Jennifer and Sam had wandered all afternoon along these old streets, admiring the impressive sweep of the Royal Crescent and the lovely park at Queen Square. As they strolled, Jennifer noticed an odd thing she wouldn’t have seen from a car; every house sat in a one-story-deep hole. Behind its iron fence, every house had a narrow staircase down into a hole almost a full story below street grade that led to another beautiful door. Some of the entries were like claustrophobic little patios, with colorful shade plants in pots and climbing vines stretching toward the light, but what a peculiar way to build houses, she thought.

“Honey, why did all these people put beautiful windows and a door in their basement?” she asked Sam, her authority on all things English. He laughed and squeezed her hand.

“No, my love, that’s not a basement. That’s the ground floor, at street level -- at least it was street level back when these houses were built. You’ve got to remember how long ago that was. When the original road deteriorated, the people just laid another layer over it. They built roads by hand in those days -- too hard to tear up the old road and begin fresh. They kept adding layer after layer to the road over the centuries. So the owners had to build steps to get down to their old front doors, and they had to put new front doors where first-floor windows once were.”

Jennifer leaned on the iron fence and craned her neck, trying to see down in the hole. Would the wall facing the door have layers, like an archeological dig?

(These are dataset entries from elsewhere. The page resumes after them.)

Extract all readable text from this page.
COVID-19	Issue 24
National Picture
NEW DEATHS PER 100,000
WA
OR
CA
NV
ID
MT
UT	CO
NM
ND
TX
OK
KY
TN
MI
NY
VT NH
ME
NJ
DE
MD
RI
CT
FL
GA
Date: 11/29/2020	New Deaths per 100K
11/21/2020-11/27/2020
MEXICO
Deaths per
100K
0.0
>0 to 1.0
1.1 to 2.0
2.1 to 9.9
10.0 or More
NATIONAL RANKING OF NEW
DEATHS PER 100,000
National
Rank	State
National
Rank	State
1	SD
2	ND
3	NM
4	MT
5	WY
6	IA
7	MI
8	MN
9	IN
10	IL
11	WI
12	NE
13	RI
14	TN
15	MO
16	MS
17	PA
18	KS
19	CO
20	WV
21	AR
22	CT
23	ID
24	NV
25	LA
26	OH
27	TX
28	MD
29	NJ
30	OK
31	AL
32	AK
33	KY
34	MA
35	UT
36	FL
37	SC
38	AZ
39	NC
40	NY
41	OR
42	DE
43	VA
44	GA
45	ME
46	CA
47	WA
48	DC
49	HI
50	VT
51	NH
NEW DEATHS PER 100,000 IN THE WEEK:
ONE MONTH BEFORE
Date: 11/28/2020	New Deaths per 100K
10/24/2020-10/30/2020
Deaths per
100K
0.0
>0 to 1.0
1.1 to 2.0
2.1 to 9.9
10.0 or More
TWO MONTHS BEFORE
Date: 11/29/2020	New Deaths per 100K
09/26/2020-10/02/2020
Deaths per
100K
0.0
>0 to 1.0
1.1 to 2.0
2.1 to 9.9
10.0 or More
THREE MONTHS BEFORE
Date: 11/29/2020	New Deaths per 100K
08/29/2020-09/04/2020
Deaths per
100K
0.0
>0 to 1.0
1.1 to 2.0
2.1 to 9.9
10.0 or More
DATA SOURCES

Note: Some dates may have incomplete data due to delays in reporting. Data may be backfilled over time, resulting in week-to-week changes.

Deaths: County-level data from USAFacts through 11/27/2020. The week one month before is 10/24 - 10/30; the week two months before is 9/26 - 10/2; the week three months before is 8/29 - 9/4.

Could the residents see rock and cobblestone, brick and macadam, like the different-patterned stripes of a Fair Isle sweater?

She imagined these genteel houses over the centuries, watching the street rising just a meter or two away, an eight-foot slow-motion landslide engulfing them to their knees.

“Oh, dear,” murmured one of them as the cobblestones rose above her threshold. “I don’t like this a-tall.”

“Mustn’t grumble, dear,” another chided gently as brick paving reached doorknob-high. “We can’t stop progress.”

“I say,” whispered the first. “I can’t see out my ground-floor windows any longer. There’s no air, there’s no light.”

“It’s the smell of this awful new stuff that bothers me,” sniffed another. “I believe they refer to it as asphalt.”

“Mustn’t fuss,” another sighed. “I’ve a lovely pot of tea and chocolate hobnobs in the withdrawing room. Stiff upper lip, girls.”

Jennifer felt so foreign, so American.